I wonder how a single guy (Michael Ley is doing a great job, that is not the problem) can find out if a journal is good or not for all areas. I do not know what Michael researches about, but I do not agree he can discern what conferences or journals are good for Parallel Computation, Natural Language Processing, Bio-Informatics, Artificial Intelligence, etc, etc.

Also, I wonder why there is a journal with a single issued published in DBLP, and without all articles listed. Yes, there is a journal that has more than thirty issues. Only one is in DBLP. And that one is not complete. Just half the articles are listed.

Yes, I tried a couple of times (in fact, more than four times) to send the full information about that journal and offered myself to add the BibTeX entry for all journal issues.
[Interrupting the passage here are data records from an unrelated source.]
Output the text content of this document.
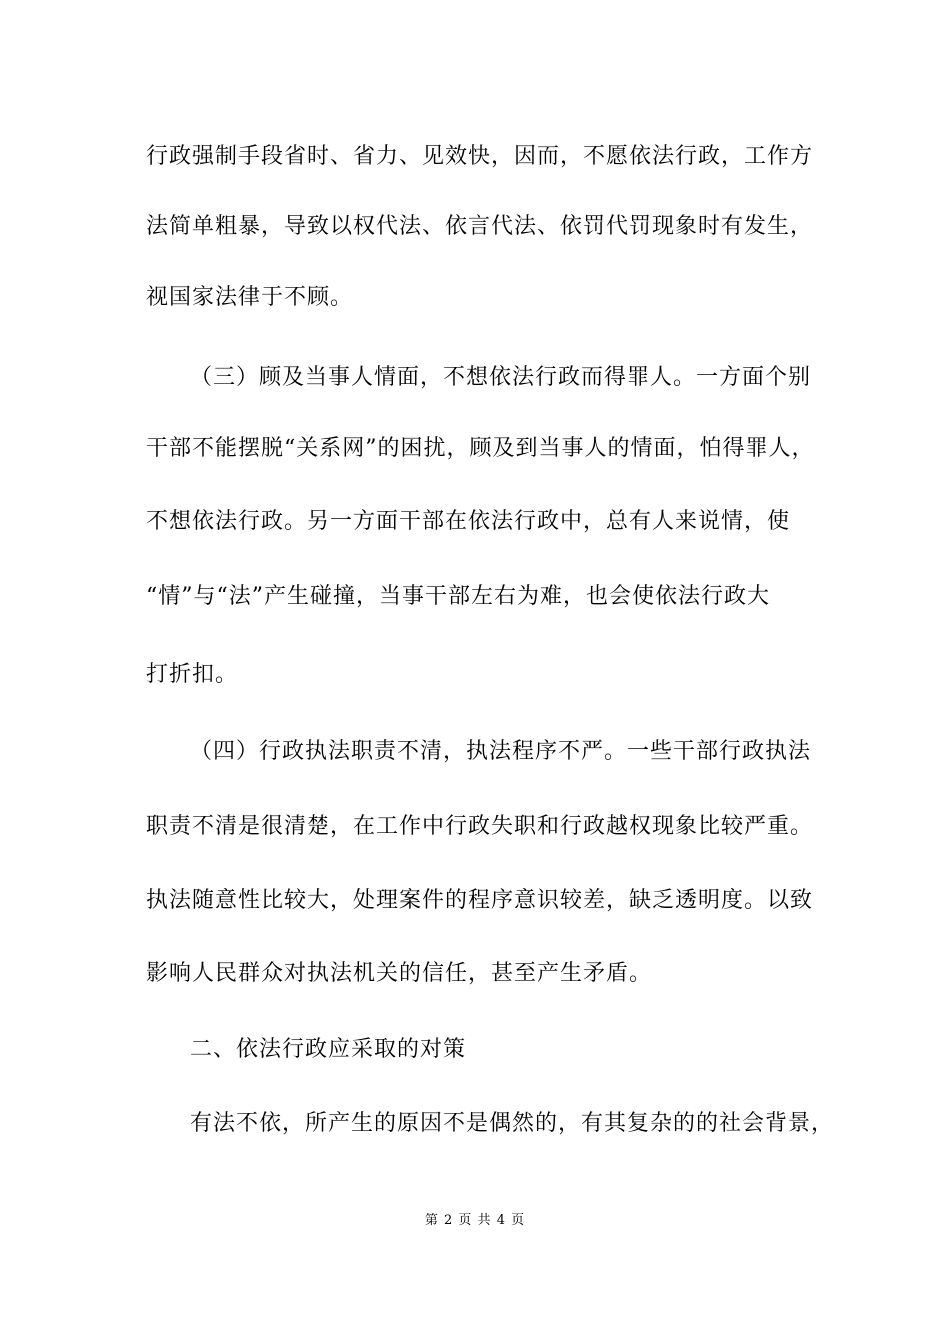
行政强制手段省时、省力、见效快，因而，不愿依法行政，工作方
法简单粗暴，导致以权代法、依言代法、依罚代罚现象时有发生，
视国家法律于不顾。
（三）顾及当事人情面，不想依法行政而得罪人。一方面个别
干部不能摆脱“关系网”的困扰，顾及到当事人的情面，怕得罪人，
不想依法行政。另一方面干部在依法行政中，总有人来说情，使
“情”与“法”产生碰撞，当事干部左右为难，也会使依法行政大
打折扣。
（四）行政执法职责不清，执法程序不严。一些干部行政执法
职责不清是很清楚，在工作中行政失职和行政越权现象比较严重。
执法随意性比较大，处理案件的程序意识较差，缺乏透明度。以致
影响人民群众对执法机关的信任，甚至产生矛盾。
二、依法行政应采取的对策
有法不依，所产生的原因不是偶然的，有其复杂的的社会背景，
第 2 页 共 4 页
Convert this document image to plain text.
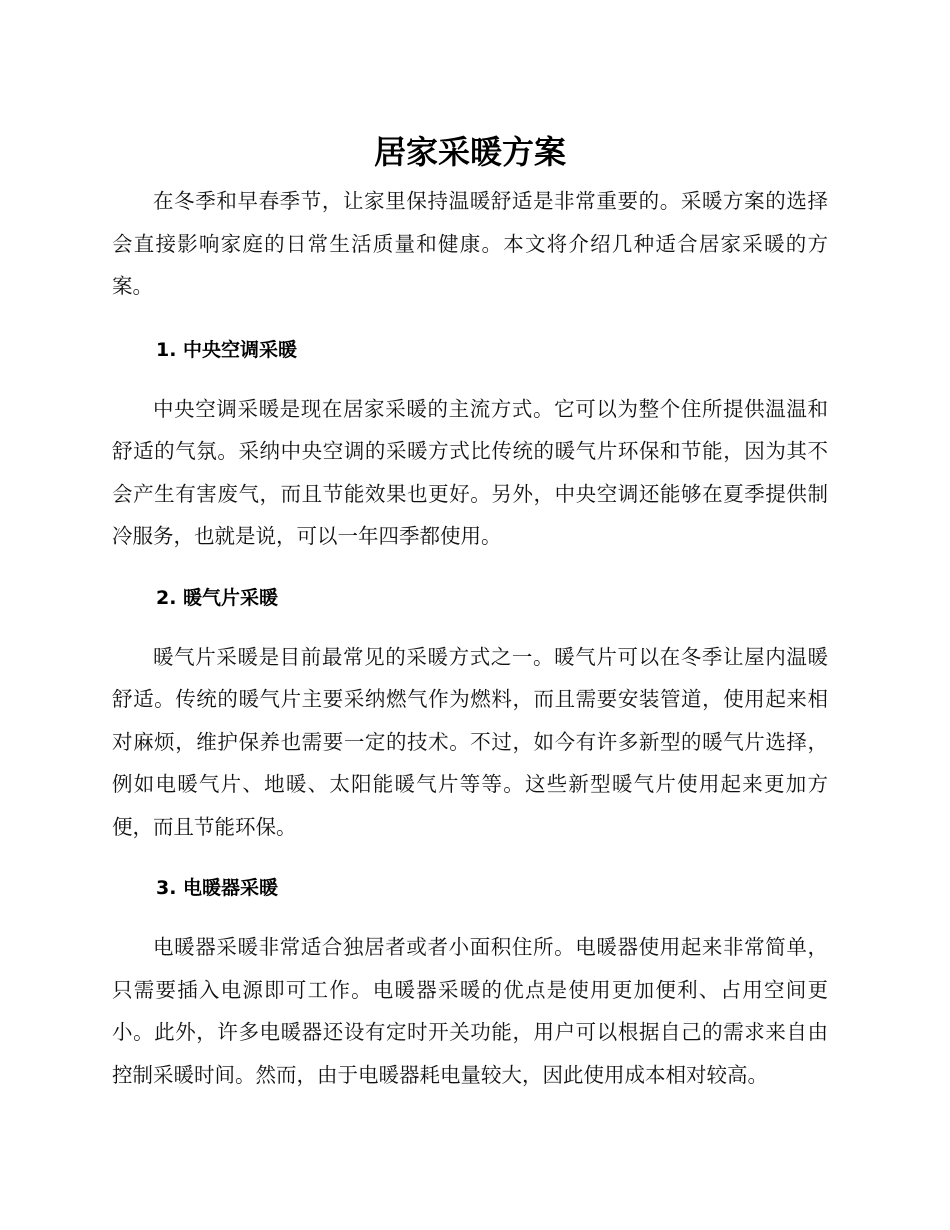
居家采暖方案

在冬季和早春季节，让家里保持温暖舒适是非常重要的。采暖方案的选择会直接影响家庭的日常生活质量和健康。本文将介绍几种适合居家采暖的方案。

1. 中央空调采暖

中央空调采暖是现在居家采暖的主流方式。它可以为整个住所提供温温和舒适的气氛。采纳中央空调的采暖方式比传统的暖气片环保和节能，因为其不会产生有害废气，而且节能效果也更好。另外，中央空调还能够在夏季提供制冷服务，也就是说，可以一年四季都使用。

2. 暖气片采暖

暖气片采暖是目前最常见的采暖方式之一。暖气片可以在冬季让屋内温暖舒适。传统的暖气片主要采纳燃气作为燃料，而且需要安装管道，使用起来相对麻烦，维护保养也需要一定的技术。不过，如今有许多新型的暖气片选择，例如电暖气片、地暖、太阳能暖气片等等。这些新型暖气片使用起来更加方便，而且节能环保。

3. 电暖器采暖

电暖器采暖非常适合独居者或者小面积住所。电暖器使用起来非常简单，只需要插入电源即可工作。电暖器采暖的优点是使用更加便利、占用空间更小。此外，许多电暖器还设有定时开关功能，用户可以根据自己的需求来自由控制采暖时间。然而，由于电暖器耗电量较大，因此使用成本相对较高。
Never ever got an answer.

The same happened when I sent (twice) the index for a journal on Natural Language Processing for the Iberian Languages. No answer at all. Is it because it is  bad journal? Probably. But I do not think my mails where read at all.

I can do similar comments about ISI Web of Knowledge. Why is a company maintaining this index? Why is this index paid? If a journal or conference pay for its inclusion, do you think the company will reply that it does not have enough quality to be listed?

More questions can be made. Check the number of conferences or journals on computer architecture. Then, check the number of conferences or journals in Natural Language Processing. Then, check the number of indexed conferences or journals in these areas. Yes, it is easier to be a GOOD researcher in computer architecture than in Natural Language Processing. Go figure why…